Entrevista a Ana Serret Ituarte, Isabelle Stoffel y Violeta Rodríguez

Entrevista a Ana Serret Ituarte, Isabelle Stoffel y Violeta Rodríguez, directora y actrices de la película «Apuntes para una ficción consentida», en el marco del D’A Film Festival, en su habitación del Hotel Catalonia Ramblas en Barcelona, el lunes 23 de marzo de 2026.

Quiero expresar mi más sincero agradecimiento a las personas que han hecho posible este encuentro: a Ana Serret Ituarte, Isabelle Stoffel y Violeta Rodríguez, por su tiempo, sabiduría y generosidad, y a Henar Ortega de Contarlo Comunicación, por su tiempo, cariño, tiempo y amabilidad.  JOSÉ A. PÉREZ GUEVARA

Apuntes para una ficción consentida, de Ana Serret Ituarte

UNA ACTRIZ SUIZA EN MADRID.   

“Me llamo Violeta Miraballes Llanera. Soy actriz y comparto esta casa con una actriz suiza, Lea Grand. Pero, qué hace un actriz suiza en Madrid. Me dijo que se había enamorado de nuestra lengua y que el acento no era ni lengua, ni texto ni teatro. Además, iba a fulminarlo en cualquier caso. Estaba en ello”. 

Hay comienzos y comienzos en el cine.
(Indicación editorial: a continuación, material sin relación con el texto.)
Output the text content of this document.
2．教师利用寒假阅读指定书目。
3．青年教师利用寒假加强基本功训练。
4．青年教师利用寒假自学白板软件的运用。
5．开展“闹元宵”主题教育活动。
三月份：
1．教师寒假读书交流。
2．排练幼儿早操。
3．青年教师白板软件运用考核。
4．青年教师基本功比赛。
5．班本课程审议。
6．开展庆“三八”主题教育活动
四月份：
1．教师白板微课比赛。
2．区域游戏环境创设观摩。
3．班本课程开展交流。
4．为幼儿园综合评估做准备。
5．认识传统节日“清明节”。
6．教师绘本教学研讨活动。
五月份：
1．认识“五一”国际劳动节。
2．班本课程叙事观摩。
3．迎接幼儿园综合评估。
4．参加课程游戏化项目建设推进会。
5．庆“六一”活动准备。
Por eso, viendo la apertura de la película de bellísimo y revelador título Apuntes para una ficción consentida, nos quedamos hipnotizados desde ese primer cuadro en el que observamos un balcón. De repente, una mujer abre la ventana y se posa delante de nosotros, mirándonos sin pestañear. Un personaje que se presenta y actúa como narrador no de su propia vida, sino que nos cuenta la existencia y cotidianidad de Lea Grand, una actriz suiza en Madrid, y sus pormenores de intentar ser actriz en una profesión extremadamente difícil, y más aún cuando no saben ubicarte. El relato se decanta por lo sencillo e íntimo, explicándonos de frente y a hurtadillas una historia particular y muy personal sobre una mujer extranjera en todos los sitios, incluso de sí misma, que no encuentra su lugar, o quizás, está llamando en los lugares equivocados.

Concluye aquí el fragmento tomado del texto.